Nos últimos dias, ao acompanhar o noticiário de Brasília sobre os trabalhos da CPI da Pandemia, me assustei um pouco com o rolo dos “supostos representantes de fabricantes de vacinas” invadindo o Ministério da Saúde no final da gestão do general Eduardo Pazuello. Isso não faz muito tempo não, pois refiro-me ao primeiro trimestre de 2021. Parece que foi lá atrás, né? Mas não foi.
A negociata, pelo que vem mostrando a Comissão Parlamentar de Inquérito, com depoimentos estarrecedores e farta quantidade de documentos, correu solta. Foi um tal de suposta propina de um dólar por dose pra lá, “comissionamento” pra cá, ONG Evangélica no meio do furdúncio, PM de Alfenas negociando vacina, militares do Ministério dando livre trânsito a esta patota toda, encontro em restaurante de shopping da Capital Federal regado a chopinho… É sempre bom ressaltar, neste contexto de “balcão de negócios ministerial”, que nenhuma fabricante de vacina contra a COVID no mundo, até agora, teve intermediários tratando de compra de doses. Pelo contrário, todos negaram possuir representantes, ou “representantes”.
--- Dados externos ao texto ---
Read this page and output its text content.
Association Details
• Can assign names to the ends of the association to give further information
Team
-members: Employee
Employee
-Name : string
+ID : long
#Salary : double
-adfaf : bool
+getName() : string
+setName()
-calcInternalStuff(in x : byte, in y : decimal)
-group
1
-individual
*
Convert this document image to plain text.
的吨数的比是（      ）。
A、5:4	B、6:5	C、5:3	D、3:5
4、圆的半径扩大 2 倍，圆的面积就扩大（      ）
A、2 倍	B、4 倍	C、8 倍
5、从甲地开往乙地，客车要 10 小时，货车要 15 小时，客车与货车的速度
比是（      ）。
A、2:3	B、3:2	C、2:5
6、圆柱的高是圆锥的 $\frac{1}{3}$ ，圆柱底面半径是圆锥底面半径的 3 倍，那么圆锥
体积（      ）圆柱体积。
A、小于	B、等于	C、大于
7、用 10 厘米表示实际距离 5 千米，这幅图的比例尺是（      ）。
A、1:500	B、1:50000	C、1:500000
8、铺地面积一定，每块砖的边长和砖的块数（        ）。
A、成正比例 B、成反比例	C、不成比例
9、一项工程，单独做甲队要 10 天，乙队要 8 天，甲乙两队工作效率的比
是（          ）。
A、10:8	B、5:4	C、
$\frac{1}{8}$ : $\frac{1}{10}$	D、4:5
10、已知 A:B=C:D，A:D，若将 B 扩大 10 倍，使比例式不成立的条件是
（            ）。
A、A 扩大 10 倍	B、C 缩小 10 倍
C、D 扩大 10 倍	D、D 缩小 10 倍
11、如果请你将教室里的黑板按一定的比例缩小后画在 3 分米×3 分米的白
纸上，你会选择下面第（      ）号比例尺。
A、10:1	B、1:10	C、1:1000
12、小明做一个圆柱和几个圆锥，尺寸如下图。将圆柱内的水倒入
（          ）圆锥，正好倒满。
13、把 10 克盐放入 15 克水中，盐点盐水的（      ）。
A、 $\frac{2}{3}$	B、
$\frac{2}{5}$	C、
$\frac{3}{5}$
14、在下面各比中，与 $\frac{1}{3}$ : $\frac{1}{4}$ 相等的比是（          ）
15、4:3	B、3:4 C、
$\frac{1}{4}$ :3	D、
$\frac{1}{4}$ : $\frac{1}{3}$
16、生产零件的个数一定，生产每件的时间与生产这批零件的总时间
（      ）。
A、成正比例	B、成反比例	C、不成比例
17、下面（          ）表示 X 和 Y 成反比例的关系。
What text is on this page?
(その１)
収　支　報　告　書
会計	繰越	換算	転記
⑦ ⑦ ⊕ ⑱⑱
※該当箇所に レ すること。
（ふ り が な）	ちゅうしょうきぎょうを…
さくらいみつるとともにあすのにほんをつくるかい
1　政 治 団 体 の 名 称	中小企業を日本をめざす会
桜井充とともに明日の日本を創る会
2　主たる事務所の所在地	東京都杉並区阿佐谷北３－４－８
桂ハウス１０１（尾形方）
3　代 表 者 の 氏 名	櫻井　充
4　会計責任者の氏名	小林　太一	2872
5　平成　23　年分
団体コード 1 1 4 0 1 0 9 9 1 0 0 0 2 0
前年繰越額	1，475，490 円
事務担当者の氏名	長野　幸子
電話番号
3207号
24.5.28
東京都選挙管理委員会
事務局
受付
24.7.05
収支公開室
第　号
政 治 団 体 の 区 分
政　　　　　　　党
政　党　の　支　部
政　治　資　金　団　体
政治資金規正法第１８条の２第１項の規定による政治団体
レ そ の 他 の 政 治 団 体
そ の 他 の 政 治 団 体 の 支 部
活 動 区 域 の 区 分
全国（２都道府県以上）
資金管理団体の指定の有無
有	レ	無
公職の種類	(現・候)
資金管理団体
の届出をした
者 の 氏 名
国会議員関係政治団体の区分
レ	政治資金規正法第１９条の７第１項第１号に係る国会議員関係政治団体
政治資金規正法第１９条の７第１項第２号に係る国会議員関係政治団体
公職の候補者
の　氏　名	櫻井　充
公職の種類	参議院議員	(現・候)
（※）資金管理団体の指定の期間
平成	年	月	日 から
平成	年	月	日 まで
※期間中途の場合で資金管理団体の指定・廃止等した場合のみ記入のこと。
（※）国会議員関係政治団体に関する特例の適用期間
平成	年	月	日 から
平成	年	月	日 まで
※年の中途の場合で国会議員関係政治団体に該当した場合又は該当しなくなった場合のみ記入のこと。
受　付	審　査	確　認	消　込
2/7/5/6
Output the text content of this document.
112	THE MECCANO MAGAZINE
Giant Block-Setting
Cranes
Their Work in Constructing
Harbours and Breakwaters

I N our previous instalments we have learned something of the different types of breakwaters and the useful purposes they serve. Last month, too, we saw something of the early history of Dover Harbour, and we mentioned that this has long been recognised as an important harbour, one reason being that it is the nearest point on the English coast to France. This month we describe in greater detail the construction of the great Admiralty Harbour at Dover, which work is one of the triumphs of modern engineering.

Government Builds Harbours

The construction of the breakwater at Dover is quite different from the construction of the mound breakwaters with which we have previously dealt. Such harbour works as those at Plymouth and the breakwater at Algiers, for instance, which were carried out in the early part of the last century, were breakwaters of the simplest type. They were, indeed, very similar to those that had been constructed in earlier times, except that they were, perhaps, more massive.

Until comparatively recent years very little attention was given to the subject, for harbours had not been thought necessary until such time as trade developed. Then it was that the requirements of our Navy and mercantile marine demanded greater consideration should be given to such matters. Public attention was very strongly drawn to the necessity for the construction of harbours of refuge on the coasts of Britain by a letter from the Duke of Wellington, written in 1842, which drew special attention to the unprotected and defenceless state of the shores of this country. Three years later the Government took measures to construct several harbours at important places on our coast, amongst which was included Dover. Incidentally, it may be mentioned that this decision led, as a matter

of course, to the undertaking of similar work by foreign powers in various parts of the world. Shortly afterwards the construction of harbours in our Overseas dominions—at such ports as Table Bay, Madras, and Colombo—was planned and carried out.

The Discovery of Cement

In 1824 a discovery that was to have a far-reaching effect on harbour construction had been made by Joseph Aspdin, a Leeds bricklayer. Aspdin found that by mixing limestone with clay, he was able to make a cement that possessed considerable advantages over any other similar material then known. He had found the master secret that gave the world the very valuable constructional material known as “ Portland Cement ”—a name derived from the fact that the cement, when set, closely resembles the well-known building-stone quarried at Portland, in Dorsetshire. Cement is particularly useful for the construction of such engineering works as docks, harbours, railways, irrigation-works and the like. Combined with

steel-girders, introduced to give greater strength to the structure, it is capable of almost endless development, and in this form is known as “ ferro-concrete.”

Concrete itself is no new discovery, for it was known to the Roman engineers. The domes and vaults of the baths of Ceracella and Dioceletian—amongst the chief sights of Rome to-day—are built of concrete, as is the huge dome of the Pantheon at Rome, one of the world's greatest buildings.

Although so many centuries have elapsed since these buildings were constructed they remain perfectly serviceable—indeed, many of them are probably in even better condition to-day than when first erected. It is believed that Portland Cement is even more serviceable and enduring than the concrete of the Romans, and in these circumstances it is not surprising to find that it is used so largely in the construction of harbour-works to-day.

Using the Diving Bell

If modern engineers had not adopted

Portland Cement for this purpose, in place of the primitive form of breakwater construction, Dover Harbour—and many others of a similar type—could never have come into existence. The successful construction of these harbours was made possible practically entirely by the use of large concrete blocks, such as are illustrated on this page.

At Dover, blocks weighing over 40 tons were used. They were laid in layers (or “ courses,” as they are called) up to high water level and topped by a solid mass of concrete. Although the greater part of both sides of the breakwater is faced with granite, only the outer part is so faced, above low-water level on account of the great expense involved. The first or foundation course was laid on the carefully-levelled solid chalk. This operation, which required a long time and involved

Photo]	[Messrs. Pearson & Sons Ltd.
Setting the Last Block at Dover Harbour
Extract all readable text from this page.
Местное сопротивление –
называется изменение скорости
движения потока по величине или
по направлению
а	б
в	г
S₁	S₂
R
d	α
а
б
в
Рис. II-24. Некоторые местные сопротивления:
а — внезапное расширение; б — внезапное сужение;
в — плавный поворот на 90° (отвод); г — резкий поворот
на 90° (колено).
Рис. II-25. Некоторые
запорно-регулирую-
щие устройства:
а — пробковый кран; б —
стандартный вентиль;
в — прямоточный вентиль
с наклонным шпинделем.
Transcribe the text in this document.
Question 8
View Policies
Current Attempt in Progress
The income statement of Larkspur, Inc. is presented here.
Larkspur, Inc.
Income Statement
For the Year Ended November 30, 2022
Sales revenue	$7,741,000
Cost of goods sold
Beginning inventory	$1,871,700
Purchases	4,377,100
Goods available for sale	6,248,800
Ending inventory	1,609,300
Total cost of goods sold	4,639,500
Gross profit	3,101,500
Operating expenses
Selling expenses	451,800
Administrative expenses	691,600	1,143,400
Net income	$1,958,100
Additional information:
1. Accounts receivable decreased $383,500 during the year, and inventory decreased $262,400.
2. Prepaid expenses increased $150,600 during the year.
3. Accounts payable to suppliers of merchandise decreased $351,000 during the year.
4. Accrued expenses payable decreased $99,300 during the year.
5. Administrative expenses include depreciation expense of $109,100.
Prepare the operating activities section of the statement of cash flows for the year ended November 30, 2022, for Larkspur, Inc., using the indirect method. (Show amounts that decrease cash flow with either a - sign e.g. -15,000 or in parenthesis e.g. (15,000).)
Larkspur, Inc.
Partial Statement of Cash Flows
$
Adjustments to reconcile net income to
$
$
E de pensar que, no ano passado, o laboratório norte-americano Pfizer, sem intermediários, procurou o Governo Federal várias vezes (fato provado em documentos de posse da CPI) para tentar vender imunizantes, sem respostas no tempo necessário. Se as vacinas tivessem sido compradas ainda em 2020, alguns dos mais de 439 mil brasileiros que perderam a vida por causa da doença poderiam ter tomado o imunizante logo, com boas chances de estarem vivos hoje.
Aí eu me lembrei da expressão “pilantropia” (medida que visa benefício próprio de alguns, mas que a princípio parece bacana e altruísta aos olhos da maioria). O termo era bastante citado pelo saudoso jornalista Carlos Tidei, com quem trabalhei na Folha de Vinhedo há alguns anos, quando algo que seria motivo de matéria parecia não cheirar bem. Todo o contexto das intermediações para tentar vender ao Governo 400 milhões de doses de vacinas que tem sido amplamente divulgado pela imprensa nos últimos dias (sem que os laboratórios admitam possuir representantes, vale a pena repetir) ou é pilantropia, picaretagem, mutreta, 171, ou realmente a gente está ficando maluco de vez. Os fatos mostram que os personagens surgidos do nada que transitam no Ministério da Saúde possuem todo jeitão de vendedores de terrenos no céu. Ou na lua. Pior: tem gente querendo tais terrenos, pagando por eles uma fortuna, com dinheiro público, e com vidas humanas sendo perdidas mediante atitudes de patifaria explícita.
Realmente o Brasil não pode ser compreendido por qualquer um. Mesmo quem vive aqui há anos está com dificuldades para processar o que vem sendo mostrado neste episódio. A coisa está feia e o cheiro de pilantropia ficou ainda mais forte, gerando uma fala do líder do Governo no Senado, Fernando Bezerra Coelho (MDB-PE), durante sessão da CPI nesta quinta-feira (15). Disse o parlamentar emedebista, fervoroso defensor da gestão Bolsonaro: “Fiquei constrangido com as tratativas entre os integrantes do Ministério da Saúde e Cristiano Carvalho, representante da Davati. Eu quero aqui também manifestar o meu desconforto com os diálogos que foram mantidos entre os representantes da Davati e servidores públicos ou ex-servidores públicos, numa narrativa em que a gente constata a falta de credenciamento, de capacidade técnica, de habilidade técnica para que essa empresa Davati ou seus eventuais representantes pudessem tratar com o Governo brasileiro para uma eventual aquisição ou compra de vacinas”, emendou o líder do governo.
Está difícil defender o indefensável e não sentir cheiro de coisa podre no ar de Brasília. E tem mais: o CEO da Davati, Herman Cardenas, deu entrevista à Folha de S.Paulo esta semana dizendo que não possuía as 400 milhões de doses de vacinas contra a COVID citadas pelos vendedores de terrenos no espaço, o que reforça ainda mais a desconfiança concreta de picaretagem nas tratativas já citadas. Completou Cardenas: “A ideia era ser apenas um facilitador do negócio”. Facilitador de pilantropia, então?
Espero sinceramente que todos os envolvidos nesta chanchada de muito mau gosto da vida moderna e trágica do Brasil sejam devidamente apontados, responsabilizados e punidos. Se isso vai ocorrer, aí já é uma outra conversa. Vamos acreditar.
Só não podemos crer, nem aceitar, essa tal de pilantropia… Lembrando um trecho da música “Ideologia”, do genial Cazuza, faço uma pequena e pertinente adaptação: “Pilantropia, não quero uma pra viver”!